Camarillo, California  - The job just doesn’t seem as rewarding as it was. There’s no time for your family anymore. You’re irritable and have trouble working up enough energy to be productive.

People from all professions will recognize the signs of burnout, but there are stressors and causes of burnout that are unique to academia, especially after the pandemic.

“We were doing our teaching under an emergency situation for a few years with online versus in-person teaching,” said CSU Channel Islands (CSUCI) Associate Professor of Psychology Melissa Soenke. “I’ll be looking at our culture of overwork and the life we’re finding post-pandemic. We’ve seen it with health care and people working in therapeutic settings, but there is not a ton of research on academic burnout.”

Soenke is currently researching burnout in academia as a 2023-2024 President's Faculty Fellow - an honor she received at Convocation at the beginning of the semester. 

“It’s been a controversial topic in psychology - is burnout a real thing?” Soenke said. “Then post-pandemic burnout became such a big, hot topic.

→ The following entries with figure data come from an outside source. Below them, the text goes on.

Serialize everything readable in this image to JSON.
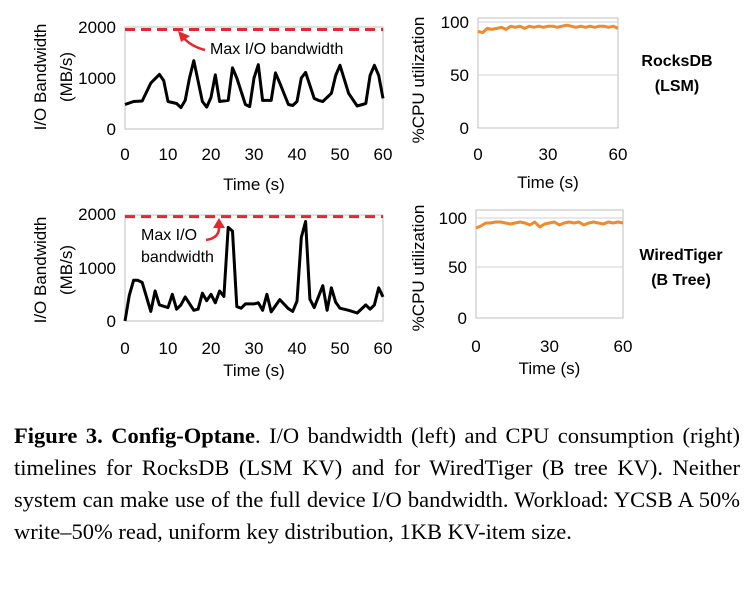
{
  "chart_data": [
    {
      "type": "line",
      "system": "rocksdb",
      "xlabel": "Time (s)",
      "ylabel": [
        "I/O Bandwidth",
        "(MB/s)"
      ],
      "xlim": [
        0,
        60
      ],
      "ylim": [
        0,
        2000
      ],
      "xticks": [
        "0",
        "10",
        "20",
        "30",
        "40",
        "50",
        "60"
      ],
      "yticks": [
        "0",
        "1000",
        "2000"
      ],
      "grid": false,
      "series_color": "#000000",
      "reference_line": {
        "value": 1950,
        "color": "#e8262b",
        "label": "Max I/O bandwidth"
      },
      "x": [
        0,
        2,
        4,
        6,
        8,
        9,
        10,
        12,
        13,
        14,
        15,
        16,
        18,
        19,
        20,
        21,
        22,
        24,
        25,
        26,
        28,
        29,
        30,
        31,
        32,
        34,
        35,
        36,
        38,
        39,
        40,
        41,
        42,
        44,
        45,
        46,
        48,
        49,
        50,
        52,
        54,
        56,
        57,
        58,
        59,
        60
      ],
      "values": [
        480,
        540,
        550,
        900,
        1070,
        950,
        540,
        500,
        420,
        560,
        1000,
        1340,
        540,
        430,
        620,
        1060,
        540,
        560,
        1200,
        1000,
        480,
        440,
        1000,
        1260,
        560,
        560,
        1100,
        900,
        480,
        460,
        540,
        1000,
        1110,
        600,
        560,
        540,
        700,
        1050,
        1250,
        700,
        450,
        500,
        1050,
        1250,
        1050,
        600
      ]
    },
    {
      "type": "line",
      "system": "rocksdb",
      "xlabel": "Time (s)",
      "ylabel": "%CPU utilization",
      "xlim": [
        0,
        60
      ],
      "ylim": [
        0,
        100
      ],
      "xticks": [
        "0",
        "30",
        "60"
      ],
      "yticks": [
        "0",
        "50",
        "100"
      ],
      "grid": true,
      "series_color": "#f08a2c",
      "x": [
        0,
        2,
        4,
        6,
        8,
        10,
        12,
        14,
        16,
        18,
        20,
        22,
        24,
        26,
        28,
        30,
        32,
        34,
        36,
        38,
        40,
        42,
        44,
        46,
        48,
        50,
        52,
        54,
        56,
        58,
        60
      ],
      "values": [
        91,
        90,
        94,
        93,
        94,
        95,
        93,
        96,
        95,
        96,
        94,
        96,
        95,
        96,
        95,
        96,
        96,
        95,
        96,
        97,
        96,
        95,
        96,
        95,
        96,
        95,
        96,
        96,
        95,
        96,
        94
      ]
    },
    {
      "type": "line",
      "system": "wiredtiger",
      "xlabel": "Time (s)",
      "ylabel": [
        "I/O Bandwidth",
        "(MB/s)"
      ],
      "xlim": [
        0,
        60
      ],
      "ylim": [
        0,
        2000
      ],
      "xticks": [
        "0",
        "10",
        "20",
        "30",
        "40",
        "50",
        "60"
      ],
      "yticks": [
        "0",
        "1000",
        "2000"
      ],
      "grid": false,
      "series_color": "#000000",
      "reference_line": {
        "value": 1950,
        "color": "#e8262b",
        "label": [
          "Max I/O",
          "bandwidth"
        ]
      },
      "x": [
        0,
        1,
        2,
        3,
        4,
        6,
        7,
        8,
        10,
        11,
        12,
        13,
        14,
        16,
        17,
        18,
        19,
        20,
        21,
        22,
        23,
        24,
        25,
        26,
        27,
        28,
        30,
        31,
        32,
        33,
        34,
        36,
        38,
        39,
        40,
        41,
        42,
        43,
        44,
        46,
        47,
        48,
        49,
        50,
        52,
        54,
        56,
        57,
        58,
        59,
        60
      ],
      "values": [
        0,
        480,
        760,
        760,
        720,
        180,
        560,
        300,
        250,
        500,
        220,
        300,
        450,
        200,
        220,
        520,
        380,
        500,
        340,
        560,
        460,
        1750,
        1680,
        270,
        240,
        320,
        320,
        340,
        200,
        500,
        170,
        400,
        230,
        180,
        370,
        1560,
        1860,
        410,
        250,
        660,
        200,
        620,
        350,
        240,
        200,
        150,
        300,
        220,
        300,
        620,
        450
      ]
    },
    {
      "type": "line",
      "system": "wiredtiger",
      "xlabel": "Time (s)",
      "ylabel": "%CPU utilization",
      "xlim": [
        0,
        60
      ],
      "ylim": [
        0,
        100
      ],
      "xticks": [
        "0",
        "30",
        "60"
      ],
      "yticks": [
        "0",
        "50",
        "100"
      ],
      "grid": true,
      "series_color": "#f08a2c",
      "x": [
        0,
        2,
        4,
        6,
        8,
        10,
        12,
        14,
        16,
        18,
        20,
        22,
        24,
        26,
        28,
        30,
        32,
        34,
        36,
        38,
        40,
        42,
        44,
        46,
        48,
        50,
        52,
        54,
        56,
        58,
        60
      ],
      "values": [
        90,
        92,
        95,
        95,
        96,
        96,
        95,
        94,
        95,
        96,
        95,
        93,
        96,
        91,
        94,
        95,
        96,
        93,
        95,
        96,
        95,
        96,
        93,
        95,
        96,
        95,
        94,
        96,
        95,
        96,
        95
      ]
    }
  ],
  "labels": {
    "rocksdb": [
      "RocksDB",
      "(LSM)"
    ],
    "wiredtiger": [
      "WiredTiger",
      "(B Tree)"
    ]
  },
  "caption": {
    "bold": "Figure 3. Config-Optane",
    "text": ". I/O bandwidth (left) and CPU consumption (right) timelines for RocksDB (LSM KV) and for WiredTiger (B tree KV). Neither system can make use of the full device I/O bandwidth. Workload: YCSB A 50% write–50% read, uniform key distribution, 1KB KV-item size."
  }
}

I introduced it into a class I was teaching and my students were into it.”

Faculty burnout is a nationwide trend, according to a survey of 1,122 faculty members across the U.S. conducted in 2020 by the Chronicle of Higher Education. According to the study, overall stress experienced by faculty increased from 32% in 2019 to 70% in 2020, with 75% of female faculty experiencing higher levels of stress compared to 59% for men. 

“Women experience a lot of work-life conflict,” Soenke said. “They are still largely responsible for childcare and taking care of things at home. They are picking up their kids at the same time they need to be in the classroom. It makes it difficult to meet expectations to be in the office by eight and leave at five.” 

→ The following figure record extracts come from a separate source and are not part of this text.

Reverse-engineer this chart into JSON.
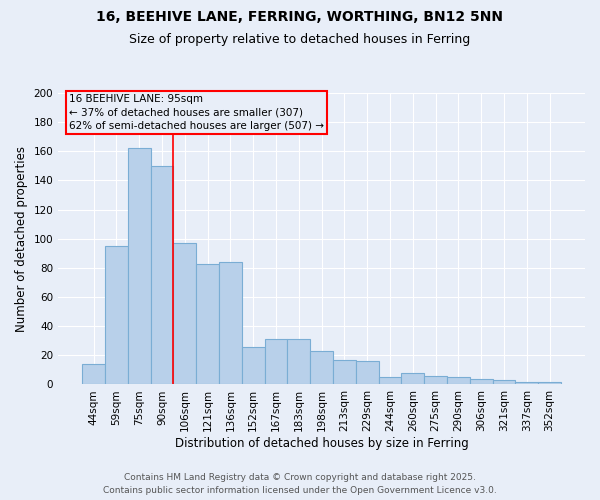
{
  "title_line1": "16, BEEHIVE LANE, FERRING, WORTHING, BN12 5NN",
  "title_line2": "Size of property relative to detached houses in Ferring",
  "xlabel": "Distribution of detached houses by size in Ferring",
  "ylabel": "Number of detached properties",
  "categories": [
    "44sqm",
    "59sqm",
    "75sqm",
    "90sqm",
    "106sqm",
    "121sqm",
    "136sqm",
    "152sqm",
    "167sqm",
    "183sqm",
    "198sqm",
    "213sqm",
    "229sqm",
    "244sqm",
    "260sqm",
    "275sqm",
    "290sqm",
    "306sqm",
    "321sqm",
    "337sqm",
    "352sqm"
  ],
  "values": [
    14,
    95,
    162,
    150,
    97,
    83,
    84,
    26,
    31,
    31,
    23,
    17,
    16,
    5,
    8,
    6,
    5,
    4,
    3,
    2,
    2
  ],
  "bar_color": "#b8d0ea",
  "bar_edge_color": "#7aadd4",
  "vline_index": 3.5,
  "vline_color": "red",
  "annotation_title": "16 BEEHIVE LANE: 95sqm",
  "annotation_line1": "← 37% of detached houses are smaller (307)",
  "annotation_line2": "62% of semi-detached houses are larger (507) →",
  "ylim": [
    0,
    200
  ],
  "yticks": [
    0,
    20,
    40,
    60,
    80,
    100,
    120,
    140,
    160,
    180,
    200
  ],
  "bg_color": "#e8eef8",
  "grid_color": "#d0d8e8",
  "footer_line1": "Contains HM Land Registry data © Crown copyright and database right 2025.",
  "footer_line2": "Contains public sector information licensed under the Open Government Licence v3.0.",
  "title_fontsize": 10,
  "subtitle_fontsize": 9,
  "axis_label_fontsize": 8.5,
  "tick_fontsize": 7.5,
  "annotation_fontsize": 7.5,
  "footer_fontsize": 6.5
}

Soenke’s research project is an offshoot of a large study conducted in Spring 2023 by a collection of CSUCI faculty and administrators. CSUCI received an almost $300,000 National Science Foundation grant for a study called “Discovering Enabling Systemic Advancement and Faculty Inclusion Across the Ranks” - a study aimed at how to diversify science, technology, engineering and mathematics (STEM) faculty.

After completing their study, Soenke and another researcher, Associate Professor of Sociology and Anthropology Lindsey Trimble-O’Connor, had several conversations about the role burnout plays in retaining faculty and staff and Soenke decided to launch her research project. 

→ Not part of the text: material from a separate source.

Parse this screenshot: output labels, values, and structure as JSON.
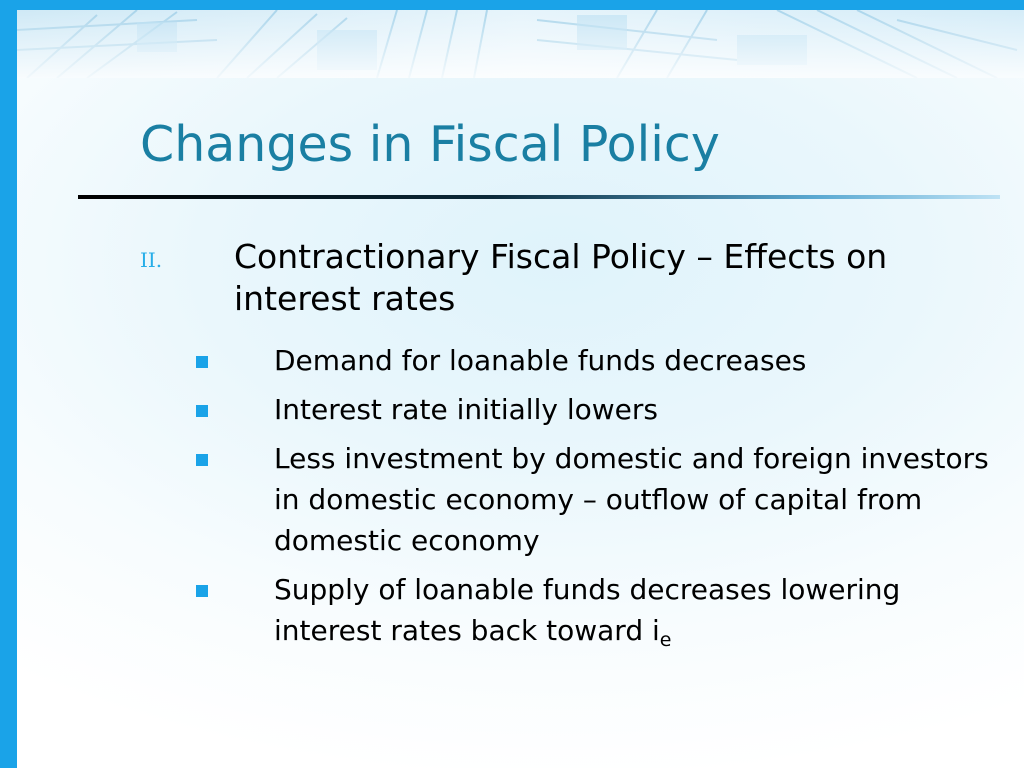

“She and I are still unpacking the data from the large NSF study, and it’s probably going to take years,” Trimble-O’Connor said. “One of the really troubling things to emerge was just how burned out everybody was.”

Soenke is conducting her research with CSUCI faculty and staff and believes the campus will be a good statistical sampling of what’s going on across the nation, with higher education faculty leaving academia at record high rates following COVID.

“I think the work I’m doing may have findings unique to CSUCI but can definitely inform the experience of faculty at other universities, especially those focused on teaching undergraduates,” Soenke said. “My hope is to publish the work and make it accessible to improve the experience of faculty broadly.”